Abstract:
The algorithm of panoramic saliency prediction has the ability to estimate human visual attention distribution, eliminate redundant information in panoramic images, and is significant in areas such as image compression, transmission, and quality assessment. To address the inherent geometric distortion in panoramic images, a spherical perception-based saliency prediction network called SPLWU-Net is proposed, which combines longitude saliency weighting. Firstly, a Spherical Encoder Based on Spatial Attention (SASE) is designed to model the spherical information and mitigate the impact of distortion during feature extraction. Next, a Self-Attention Feature Selection Module (SAFS) is introduced to address the feature loss caused by multiple pooling operations in the encoder-decoder architecture, suppressing background information and highlighting key features, facilitating effective interaction between the encoder and decoder.
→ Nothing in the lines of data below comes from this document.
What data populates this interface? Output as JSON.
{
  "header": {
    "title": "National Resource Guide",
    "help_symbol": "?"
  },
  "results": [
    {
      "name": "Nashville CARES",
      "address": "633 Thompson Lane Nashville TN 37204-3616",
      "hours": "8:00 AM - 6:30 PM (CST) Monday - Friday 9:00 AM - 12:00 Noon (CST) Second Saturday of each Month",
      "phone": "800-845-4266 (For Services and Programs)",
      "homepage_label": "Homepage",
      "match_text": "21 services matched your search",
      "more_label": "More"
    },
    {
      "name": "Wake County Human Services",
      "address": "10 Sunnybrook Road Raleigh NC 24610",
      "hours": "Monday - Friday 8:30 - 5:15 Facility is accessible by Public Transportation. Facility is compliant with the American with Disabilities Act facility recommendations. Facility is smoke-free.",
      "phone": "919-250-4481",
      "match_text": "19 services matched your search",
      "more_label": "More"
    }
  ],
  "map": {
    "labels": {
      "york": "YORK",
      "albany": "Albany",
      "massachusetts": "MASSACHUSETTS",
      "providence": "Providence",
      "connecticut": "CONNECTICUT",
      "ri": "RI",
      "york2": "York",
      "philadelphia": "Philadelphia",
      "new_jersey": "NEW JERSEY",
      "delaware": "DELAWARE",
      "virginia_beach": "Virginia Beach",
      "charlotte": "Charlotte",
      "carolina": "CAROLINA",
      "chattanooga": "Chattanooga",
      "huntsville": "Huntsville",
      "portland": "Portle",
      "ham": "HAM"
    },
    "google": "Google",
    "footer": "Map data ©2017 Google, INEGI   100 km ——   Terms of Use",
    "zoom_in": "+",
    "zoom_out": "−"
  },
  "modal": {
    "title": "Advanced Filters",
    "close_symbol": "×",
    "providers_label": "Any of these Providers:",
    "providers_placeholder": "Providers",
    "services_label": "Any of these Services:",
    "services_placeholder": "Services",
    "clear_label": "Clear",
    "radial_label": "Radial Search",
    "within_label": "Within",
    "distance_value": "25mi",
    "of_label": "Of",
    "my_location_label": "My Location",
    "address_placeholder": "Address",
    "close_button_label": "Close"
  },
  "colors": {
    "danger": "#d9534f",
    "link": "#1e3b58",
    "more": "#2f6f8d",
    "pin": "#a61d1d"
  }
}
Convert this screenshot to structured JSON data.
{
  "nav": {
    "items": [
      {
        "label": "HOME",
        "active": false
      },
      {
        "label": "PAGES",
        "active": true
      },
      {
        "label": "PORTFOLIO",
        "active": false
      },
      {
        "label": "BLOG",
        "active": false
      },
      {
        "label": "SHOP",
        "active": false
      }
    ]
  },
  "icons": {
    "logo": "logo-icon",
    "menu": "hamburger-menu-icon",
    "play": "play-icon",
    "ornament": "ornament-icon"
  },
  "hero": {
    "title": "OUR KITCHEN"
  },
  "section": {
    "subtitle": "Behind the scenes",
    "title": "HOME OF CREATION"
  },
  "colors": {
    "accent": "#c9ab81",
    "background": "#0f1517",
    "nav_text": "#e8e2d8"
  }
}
Finally, the SPLWU-Net model is enhanced with a post-processing method called Longitude Saliency Weighting (LSW) to further improve the prediction accuracy. Experimental results demonstrate the superior performance of the proposed method compared to mainstream algorithms. On the Salient360!2017 dataset, the CC and AUC
j metrics are improved by 0.9% and 1.4% respectively, while on the Saliency-in-VR dataset, the CC, KLD, NSS, and AUC
j metrics are improved by 5.6%, 8.6%, 10.1%, and 1.2% respectively. The panoramic saliency prediction algorithm presented in this paper exhibits excellent predictive performance, is applicable to various scenarios, and holds practical value.